Vous êtes censé obtenir le consentement après coup, s’ils survivent. Vous êtes censé faire ce que vous pouvez pour avertir les gens à l’avance, mais la flexibilité est là pour la recherche dans des circonstances d’urgence, donc ce n’est pas hypothétique. Alors oui, je pense qu’un IRB confronté à un fléau de 20 ans qui tuait tout le monde, si vous aviez vraiment un volontaire altruiste et consentant, je pense qu’il pourrait accepter.

Dans la philosophie « problème de chariot», vous devez décider si sauver cinq personnes justifie d’en tuer une. Dans le spectacle, l’échelle de la décision est beaucoup plus grande. Tuer celui-ci pourrait sauver toute la race humaine restante. D’un point de vue bioéthique, l’ampleur du sacrifice entre-t-elle dans la prise de décision ?

Cela a en fait un nom en éthique; ça s’appelle « est-ce que les chiffres comptent ». Ma réponse est oui, cela fait moralement une différence.

Cela survient également lorsque vous commencez à penser à des types de problèmes qui détruisent le monde, comme le débat que nous avons eu sur la torture. Beaucoup de gens ont juste dit que la torture était hors de propos. Mais il y avait des gens qui écrivaient des mémos qui disaient, eh bien, s’il n’y a vraiment pas d’autre moyen, et si vous saviez qu’un type avait planté une arme nucléaire, et que le temps presse, vous pourriez aller à la torture pour obtenir une réponse. Je ne suis pas pour la torture, mais vous pouvez tourner un scénario ou deux où je pourrais dire, nous savons avec certitude qu’une bombe va faire exploser une ville entière et tout ce que nous avons, c’est ce type avec deux minutes au compteur, alors je suppose que je dirais d’essayer de lui torturer une réponse, parce que les chiffres comptent.

Le pic de la pandémie de Covid-19 n’a pas été apocalyptique, mais il a mis nos institutions à l’épreuve et nous a forcés à prendre des décisions difficiles. Je suis curieux de savoir comment, selon vous, nos institutions se sont comportées.
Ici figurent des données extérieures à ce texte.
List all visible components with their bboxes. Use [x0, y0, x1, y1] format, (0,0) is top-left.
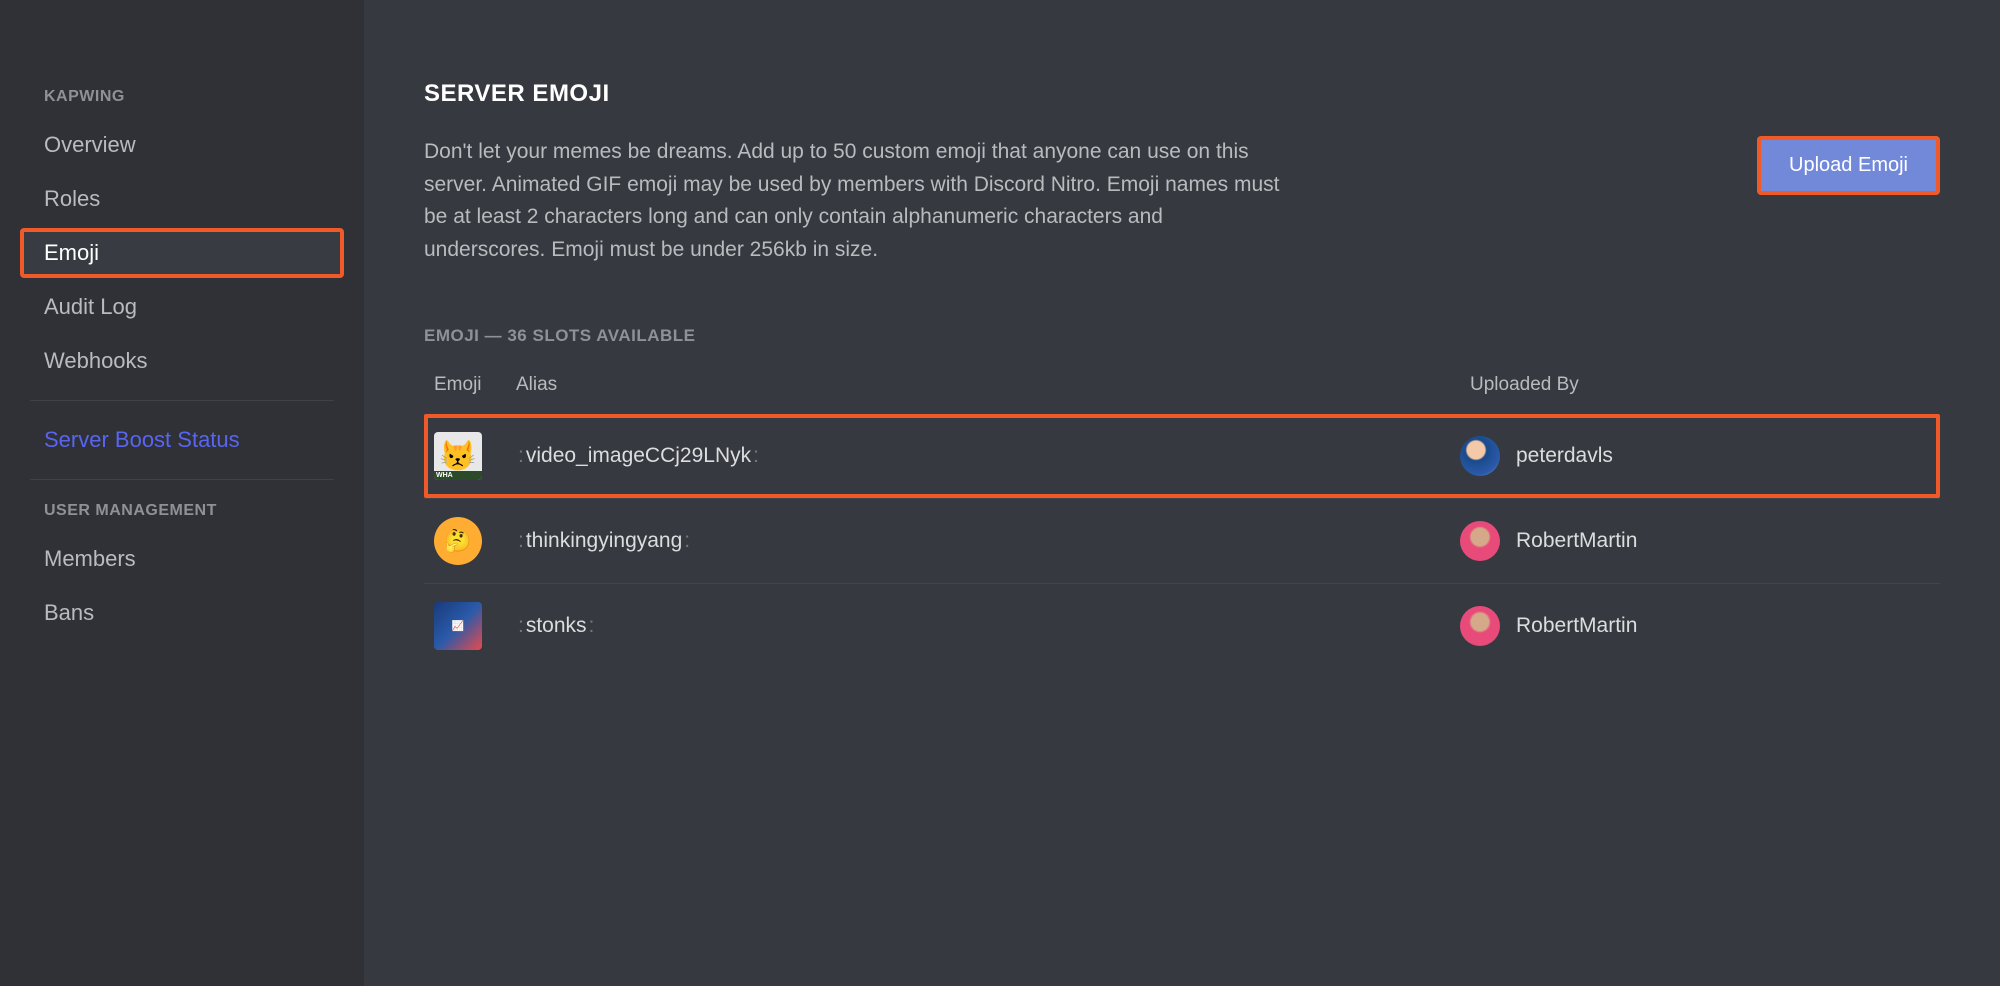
uploader-cell: peterdavls	[1460, 436, 1930, 476]
alias-text: video_imageCCj29LNyk	[526, 444, 751, 467]
sidebar-section-kapwing: KAPWING	[20, 80, 344, 114]
sidebar-divider	[30, 479, 334, 480]
emoji-table-row[interactable]: 📈 :stonks: RobertMartin	[424, 583, 1940, 668]
column-alias: Alias	[516, 374, 1470, 396]
alias-colon: :	[684, 529, 690, 552]
uploader-name: RobertMartin	[1516, 614, 1637, 638]
sidebar-item-label: Audit Log	[44, 294, 137, 319]
sidebar-item-label: Webhooks	[44, 348, 148, 373]
uploader-avatar	[1460, 521, 1500, 561]
uploader-avatar	[1460, 606, 1500, 646]
alias-cell[interactable]: :stonks:	[516, 614, 1460, 638]
emoji-cell: WHA	[434, 432, 516, 480]
header-row: Don't let your memes be dreams. Add up t…	[424, 136, 1940, 266]
emoji-preview-icon: 📈	[434, 602, 482, 650]
emoji-table-row[interactable]: :thinkingyingyang: RobertMartin	[424, 498, 1940, 583]
uploader-name: RobertMartin	[1516, 529, 1637, 553]
sidebar: KAPWING Overview Roles Emoji Audit Log W…	[0, 0, 364, 986]
alias-colon: :	[518, 614, 524, 637]
upload-emoji-button[interactable]: Upload Emoji	[1757, 136, 1940, 195]
emoji-table-row[interactable]: WHA :video_imageCCj29LNyk: peterdavls	[424, 414, 1940, 498]
alias-colon: :	[518, 529, 524, 552]
main-content: SERVER EMOJI Don't let your memes be dre…	[364, 0, 2000, 986]
column-emoji: Emoji	[434, 374, 516, 396]
alias-colon: :	[518, 444, 524, 467]
sidebar-divider	[30, 400, 334, 401]
sidebar-item-label: Bans	[44, 600, 94, 625]
alias-colon: :	[589, 614, 595, 637]
emoji-preview-icon: WHA	[434, 432, 482, 480]
alias-text: thinkingyingyang	[526, 529, 682, 552]
sidebar-item-server-boost[interactable]: Server Boost Status	[20, 415, 344, 465]
sidebar-section-user-management: USER MANAGEMENT	[20, 494, 344, 528]
emoji-table-header: Emoji Alias Uploaded By	[424, 374, 1940, 414]
uploader-name: peterdavls	[1516, 444, 1613, 468]
sidebar-item-emoji[interactable]: Emoji	[20, 228, 344, 278]
page-title: SERVER EMOJI	[424, 80, 1940, 108]
uploader-cell: RobertMartin	[1460, 521, 1930, 561]
sidebar-item-label: Overview	[44, 132, 136, 157]
sidebar-item-bans[interactable]: Bans	[20, 588, 344, 638]
sidebar-item-members[interactable]: Members	[20, 534, 344, 584]
sidebar-item-label: Roles	[44, 186, 100, 211]
sidebar-item-roles[interactable]: Roles	[20, 174, 344, 224]
column-uploaded-by: Uploaded By	[1470, 374, 1940, 396]
sidebar-item-overview[interactable]: Overview	[20, 120, 344, 170]
slots-available-header: EMOJI — 36 SLOTS AVAILABLE	[424, 326, 1940, 346]
emoji-preview-icon	[434, 517, 482, 565]
alias-colon: :	[753, 444, 759, 467]
emoji-cell: 📈	[434, 602, 516, 650]
alias-cell[interactable]: :video_imageCCj29LNyk:	[516, 444, 1460, 468]
sidebar-item-label: Members	[44, 546, 136, 571]
sidebar-item-audit-log[interactable]: Audit Log	[20, 282, 344, 332]
sidebar-item-label: Server Boost Status	[44, 427, 240, 452]
sidebar-item-label: Emoji	[44, 240, 99, 265]
uploader-cell: RobertMartin	[1460, 606, 1930, 646]
emoji-cell	[434, 517, 516, 565]
sidebar-item-webhooks[interactable]: Webhooks	[20, 336, 344, 386]
page-description: Don't let your memes be dreams. Add up t…	[424, 136, 1284, 266]
alias-text: stonks	[526, 614, 587, 637]
alias-cell[interactable]: :thinkingyingyang:	[516, 529, 1460, 553]
uploader-avatar	[1460, 436, 1500, 476]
Êtes-vous optimiste qu’ils sont bien configurés pour gérer les scénarios futurs, de la pandémie à l’apocalyptique, ou des fissures ont-elles été révélées ?

J’ai été impliqué dans des choses comme essayer d’élaborer une politique sur les ventilateurs quand nous n’en avions pas assez, et j’ai été impliqué pendant longtemps dans les règles sur qui obtient des organes pour les greffes, et je pense que les institutions se sont effondrées à la fois au niveau étatique et au niveau national. Mais ils ont résisté assez étrangement à des échelles plus petites comme dans les hôpitaux ou les lieux locaux. Nous savions tous ce que nous allions faire à NYU et qui allait monter sur le ventilateur, qui allait se détacher. Nous en avons parlé et nous nous sommes mis d’accord là-dessus. Mais si vous aviez demandé à l’administration Trump quand les choses avaient commencé, non, elles ne donnaient pas de conseils. Même l’état de New York, ou du Connecticut, vous n’aviez pas de conseils.

Donc, dans une certaine mesure, les gens qui ont défini la politique à plus grande échelle n’ont pas fait un très bon travail. Mais Covid avançait très vite, et nous nous disputions pour savoir qui obtiendrait un masque, qui obtiendrait un équipement de protection, qui obtiendrait un ventilateur – c’était une prise de décision en temps réel.

Mais dans l’émission télévisée, ils pourraient avoir le temps de mettre en place une commission nationale pour débattre s’ils laisseraient la fille se porter volontaire pour l’opération. Mais s’il y avait une période critique et que vous deviez décider dans un délai d’un mois ou quelque chose comme ça, je ne pense pas que vous obtiendriez des directives nationales. Vous allez probablement avoir une institution locale, où le contexte sera important.